Emploi et technologie

Au XVIIIe siècle, les luddistes, en Angleterre, s'étaient illustrés en cassant les nouveaux métiers à tisser. Cette tendance existe toujours parmi les producteurs: il est tentant de casser ces machines qui condamnent à la misère, au chômage. Pourtant, la mécanisation peut se concevoir hors du cadre de l'emploi comme une aide, comme une façon d'alléger le fardeaux des tâches productives.

Nous avons ici un exemple flagrant de cette tension capitaliste. Illustration: on invente des robots qui s'acquittent à la place des ouvriers des tâches nécessaire sà la production (par exemple) d'automobiles. Le calcul patronal est simple: moins d'ouvriers, des robots sans congé payé, sans nuit, sans pause toilette, etc. Pourtant, ce calcul est bien sûr simpliste: la valeur ajoutée dont l'actionnaire pique une partie est liée uniquement au travail vivant. Par le jeu de la concurrence, la production qui ne nécessite pas de travail vivant est gratuite et ne génère aucune valeur ajoutée sur laquelle l'actionnaire peut se payer. Le calcul de la technologie augmente la productivité (plus de voiture sont produites) mais pas la valeur ajoutée (les voitures valent de moins en moins). En imaginant une voiture produite avec une heure de travail vivant en tout et pour tout (extraction des matières premières, transformation, façon, finition, commercialisation), elle coûterait l'heure de production (mettons 120€, soyons pas chiens) plus le surtravail (mettons 500€), voici une voiture facturée 620€, c'est dire que, à mesure que la trayeuse se fait plus performante, le pis s'assèche.




En équations, la valeur ajoutée, c'est les salaires plus les investissements plus la rémunération des propriétaires (créanciers, actionnaires, etc.)

(1) VA = S+I+B

La technologie permet de produire plus avec moins de main d'oeuvre.

(2) VA' = S' (<S) + I'(>I) + B

Mais les gains de technologie finissent par être amortis et l'investissement revient à son niveau de départ.

(3) VA'' = S'(<S) + I + B

Ou, pour le dire autrement, le capital change de structure et se tourne proportionnellement davantage vers le capital mort, vers l'investissement et moins vers le capital vivant. Pour conserver B constant, il vient nécessairement que 

(4) VA''<VA et I/VA''>I/VA

et que

(5) S'/VA' < S/VA

ou, pour le dire autrement, la part relative du capital vivant, du salaire diminue dans le capital.

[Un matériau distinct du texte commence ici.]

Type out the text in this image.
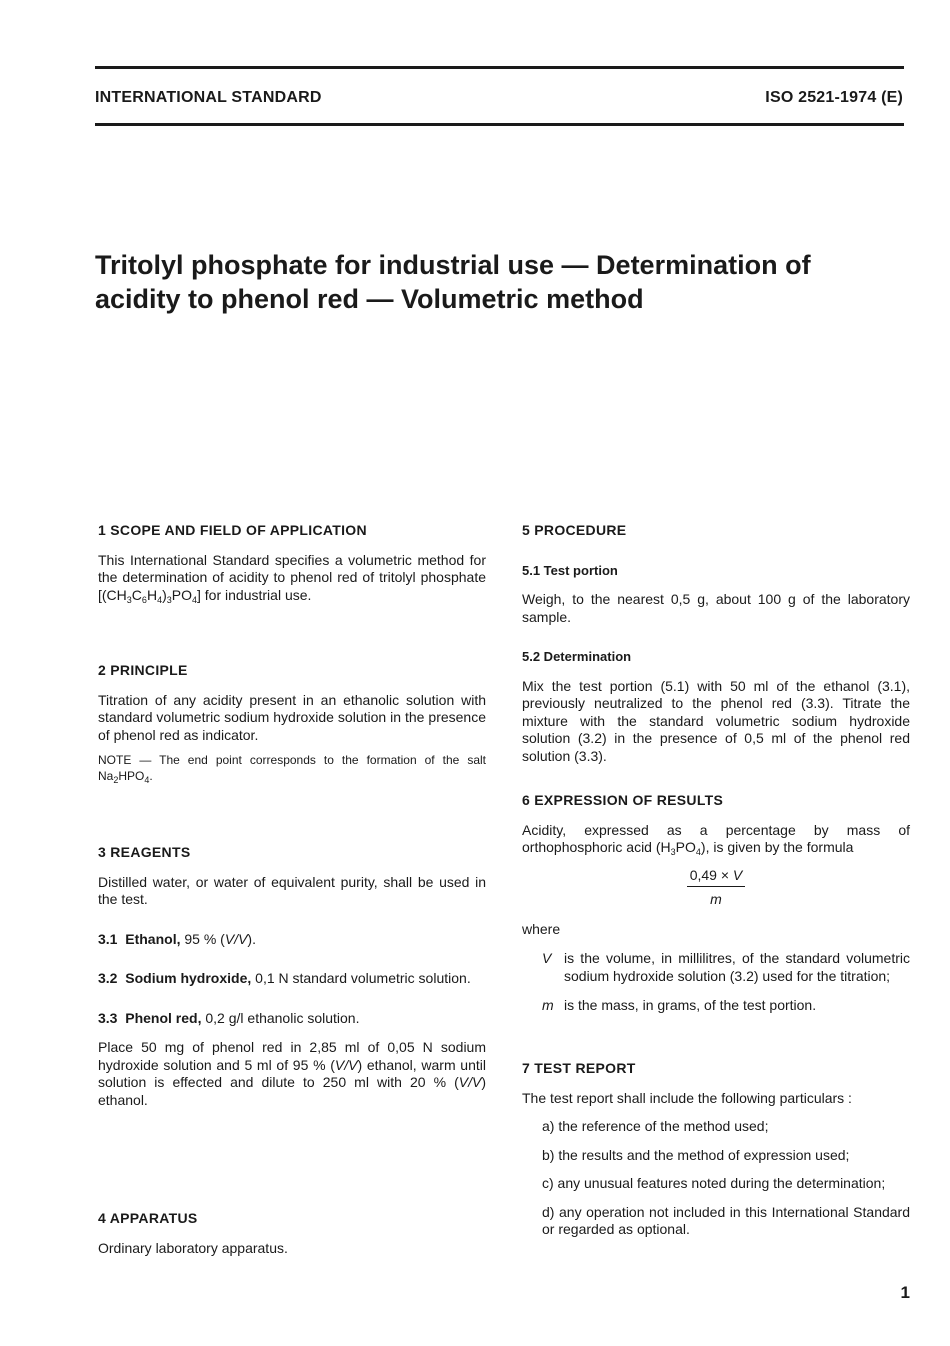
INTERNATIONAL STANDARD	ISO 2521-1974 (E)
Tritolyl phosphate for industrial use — Determination of
acidity to phenol red — Volumetric method
1 SCOPE AND FIELD OF APPLICATION

This International Standard specifies a volumetric method for the determination of acidity to phenol red of tritolyl phosphate $[(CH_3C_6H_4)_3PO_4]$ for industrial use.

2 PRINCIPLE

Titration of any acidity present in an ethanolic solution with standard volumetric sodium hydroxide solution in the presence of phenol red as indicator.

NOTE — The end point corresponds to the formation of the salt $Na_2HPO_4$.

3 REAGENTS

Distilled water, or water of equivalent purity, shall be used in the test.

3.1 Ethanol, 95 % (V/V).

3.2 Sodium hydroxide, 0,1 N standard volumetric solution.

3.3 Phenol red, 0,2 g/l ethanolic solution.

Place 50 mg of phenol red in 2,85 ml of 0,05 N sodium hydroxide solution and 5 ml of 95 % (V/V) ethanol, warm until solution is effected and dilute to 250 ml with 20 % (V/V) ethanol.

4 APPARATUS

Ordinary laboratory apparatus.

5 PROCEDURE
5.1 Test portion

Weigh, to the nearest 0,5 g, about 100 g of the laboratory sample.

5.2 Determination

Mix the test portion (5.1) with 50 ml of the ethanol (3.1), previously neutralized to the phenol red (3.3). Titrate the mixture with the standard volumetric sodium hydroxide solution (3.2) in the presence of 0,5 ml of the phenol red solution (3.3).

6 EXPRESSION OF RESULTS

Acidity, expressed as a percentage by mass of orthophosphoric acid $(H_3PO_4)$, is given by the formula

$\frac{0,49 \times V}{m}$

where

V is the volume, in millilitres, of the standard volumetric sodium hydroxide solution (3.2) used for the titration;
m is the mass, in grams, of the test portion.
7 TEST REPORT

The test report shall include the following particulars :

a) the reference of the method used;

b) the results and the method of expression used;

c) any unusual features noted during the determination;

d) any operation not included in this International Standard or regarded as optional.

1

Ce qui est évidement idiot puisque les salaires constituent les VA d'autres entreprises. Comme les entreprises sont en concurrence, comme les salaires sont en baisse, il y a nécessité de baisse des prix:

(6) VA''' < VA''

Ce qui implique

(7) S'''< S'' du fait de la concurrence entre travailleurs (ceci induit ensuite une autre diminution des VA)

(8) B'''< B du fait de la concurrence entre entreprises et de la faiblesse des marchés. Les bénéfices baissent.

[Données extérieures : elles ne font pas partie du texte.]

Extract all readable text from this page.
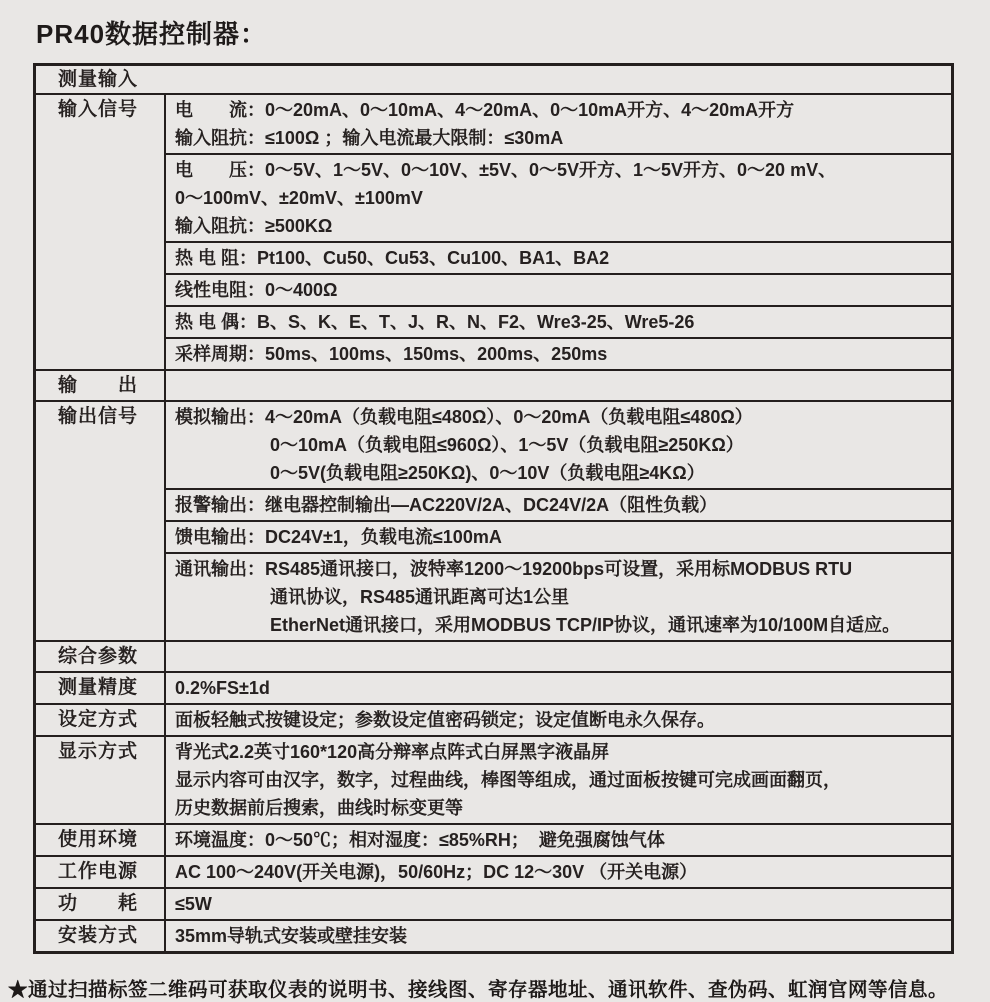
PR40数据控制器：
测量输入
输入信号	电　　流：0～20mA、0～10mA、4～20mA、0～10mA开方、4～20mA开方
输入阻抗：≤100Ω ；输入电流最大限制：≤30mA
电　　压：0～5V、1～5V、0～10V、±5V、0～5V开方、1～5V开方、0～20 mV、
0～100mV、±20mV、±100mV
输入阻抗：≥500KΩ
热 电 阻：Pt100、Cu50、Cu53、Cu100、BA1、BA2
线性电阻：0～400Ω
热 电 偶：B、S、K、E、T、J、R、N、F2、Wre3-25、Wre5-26
采样周期：50ms、100ms、150ms、200ms、250ms
输　　出
输出信号	模拟输出：4～20mA（负载电阻≤480Ω）、0～20mA（负载电阻≤480Ω）
0～10mA（负载电阻≤960Ω）、1～5V（负载电阻≥250KΩ）
0～5V(负载电阻≥250KΩ)、0～10V（负载电阻≥4KΩ）
报警输出：继电器控制输出—AC220V/2A、DC24V/2A（阻性负载）
馈电输出：DC24V±1，负载电流≤100mA
通讯输出：RS485通讯接口，波特率1200～19200bps可设置，采用标MODBUS RTU
通讯协议，RS485通讯距离可达1公里
EtherNet通讯接口，采用MODBUS TCP/IP协议，通讯速率为10/100M自适应。
综合参数
测量精度	0.2%FS±1d
设定方式	面板轻触式按键设定；参数设定值密码锁定；设定值断电永久保存。
显示方式	背光式2.2英寸160*120高分辩率点阵式白屏黑字液晶屏
显示内容可由汉字，数字，过程曲线，棒图等组成，通过面板按键可完成画面翻页，
历史数据前后搜索，曲线时标变更等
使用环境	环境温度：0～50℃；相对湿度：≤85%RH；  避免强腐蚀气体
工作电源	AC 100～240V(开关电源)，50/60Hz；DC 12～30V （开关电源）
功　　耗	≤5W
安装方式	35mm导轨式安装或壁挂安装
★通过扫描标签二维码可获取仪表的说明书、接线图、寄存器地址、通讯软件、查伪码、虹润官网等信息。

Nous avons donc finalement, une baisse des salaires puis une baisse des bénéfices et, donc, une augmentation relative des investissements. Globalement, la part des investissements devient de plus en plus importante et la part relative des bénéfices (et des salaires) devient de plus en plus faible. C'est la baisse tendancielle du taux de profit.

Un exemple de ladrerie patronale à courte vue: remplacer les ouvriers par des robots. Sauf que, c'est parce qu'il y a du travail vivant à la production qu'il y a production de valeur. Si on imagine une production sans aucun travail vivant, les coûts de vente de cette production vont tendre vers zéro puisque la concurrence aura recours aux mêmes procédés. Pour faire simple, l'usine produira autant de bagnoles (ou deux fois plus, si vous voulez) mais les bagnoles ne vaudront plus rien puisqu'elles ne coûteront à produire. Bénéfices pour les patrons: bésigue, surtout que, faute de salaires, personne ne pourra acheter les bidules produits par les robots.
 



Les délires techno-scientistes ou l'art de ne pas résoudre les problèmes et de résoudre ce qui n'est pas un problème, ou encore le fantasme de l'économie, de la chrématistique (l'art de faire de l'argent) libérée de l'humain. Pourquoi s'arrêter en si bon chemin et ne pas également libérer la production de l'humain-actionnaire et pourquoi ne pas le remplacer par un robot-actionnaire complètement gratuit?